Похоже, к тому моменту мы уже переросли любопытство в отношении власть имущих. Нам больше был по душе скромный мистер Дэниелс, весь ушедший в заботы о своих растениях, и бледная мисс Ласкети, одетая в этот ее голубиный жилет с многочисленными карманами, предназначенными для переноски птиц. Вот такие вот чужаки, как эти двое, и иные обитатели иных «кошкиных столов», встретившиеся на моем жизненном пути, и вызывали во мне перемены.
Портной
Самым молчаливым за нашим столом был портной мистер Гунесекера. Усевшись на свое место в первый день плавания, он представился, протянув свою визитную карточку: «Гунесекера, пошив одежды. Канди, Принс-стрит». Тем самым он сообщил о своей профессии. За трапезами оставался молчаливым и всем довольным. Смеялся, когда смеялись другие, не превращаясь в пятно неловкого молчания. Но я так и не узнал, понятна ли ему суть наших шуток. Подозреваю, что нет. Тем не менее был он человеком галантным и деликатным, даже если наша шумливость его и коробила, особенно когда мистер Мазаппа разражался своим лошадиным хохотом. При этом он всегда первым отодвигал стул для мисс Ласкети и, угадав смысл наших жестов, передавал солонку или обмахивал ладонью рот, предупреждая, что суп очень горячий. В результате выглядело все так, будто он горячо интересуется застольным разговором. И тем не менее до сих пор, на протяжении всего пути, мистер Гунесекера не произнес ни единого слова. Даже если мы заговаривали с ним по-сингалезски, он витиевато пожимал плечами и вращал головой, будто просил прощения за отказ от беседы.

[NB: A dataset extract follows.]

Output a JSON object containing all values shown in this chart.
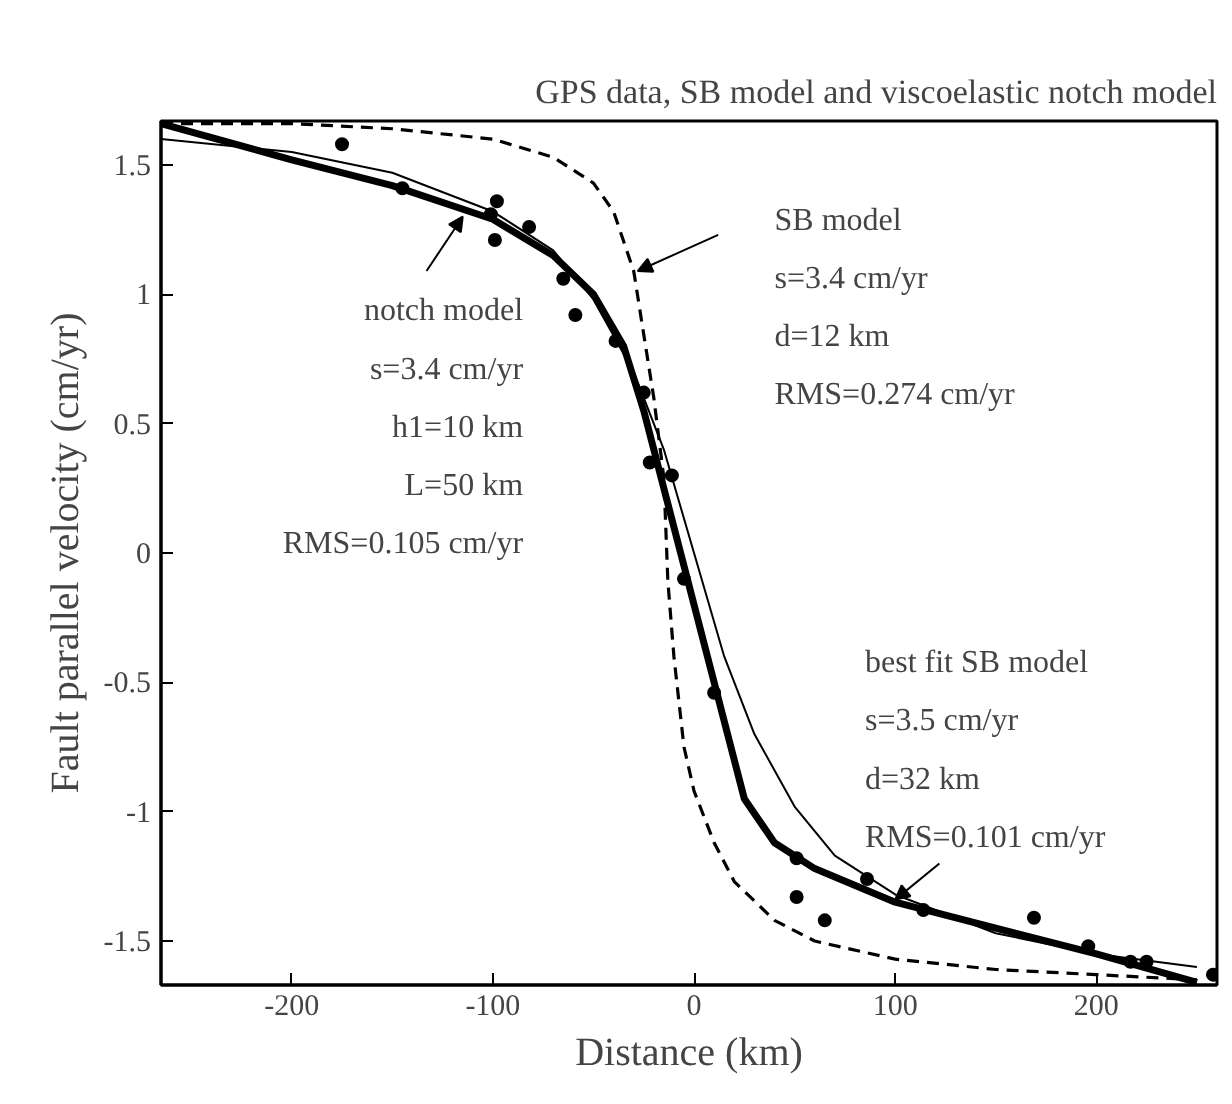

Был он мелкотравчатым и худосочным. Пока он ел, я следил за его тонкими пальцами, которые дома, на Принс-стрит, небось шили и кроили с безумной скоростью, — там, в избранном кругу, он, полагаю, был вполне разговорчив. В один прекрасный вечер к нашему столу подошла Эмили. Под глазом у нее краснело пятно — днем ее случайно ударили бадминтонной ракеткой. На лице у мистера Гунесекеры отразилась тревога, он развернулся на стуле, вытянул руку и ощупал вспухший участок своими тонкими пальцами, будто выискивая причину вздутия. Эмили, которую это почему-то тронуло, положила руку ему на плечо, а потом на миг задержала его пальцы в своих. То был один из немногих моментов, когда над нашим столом повисла тишина.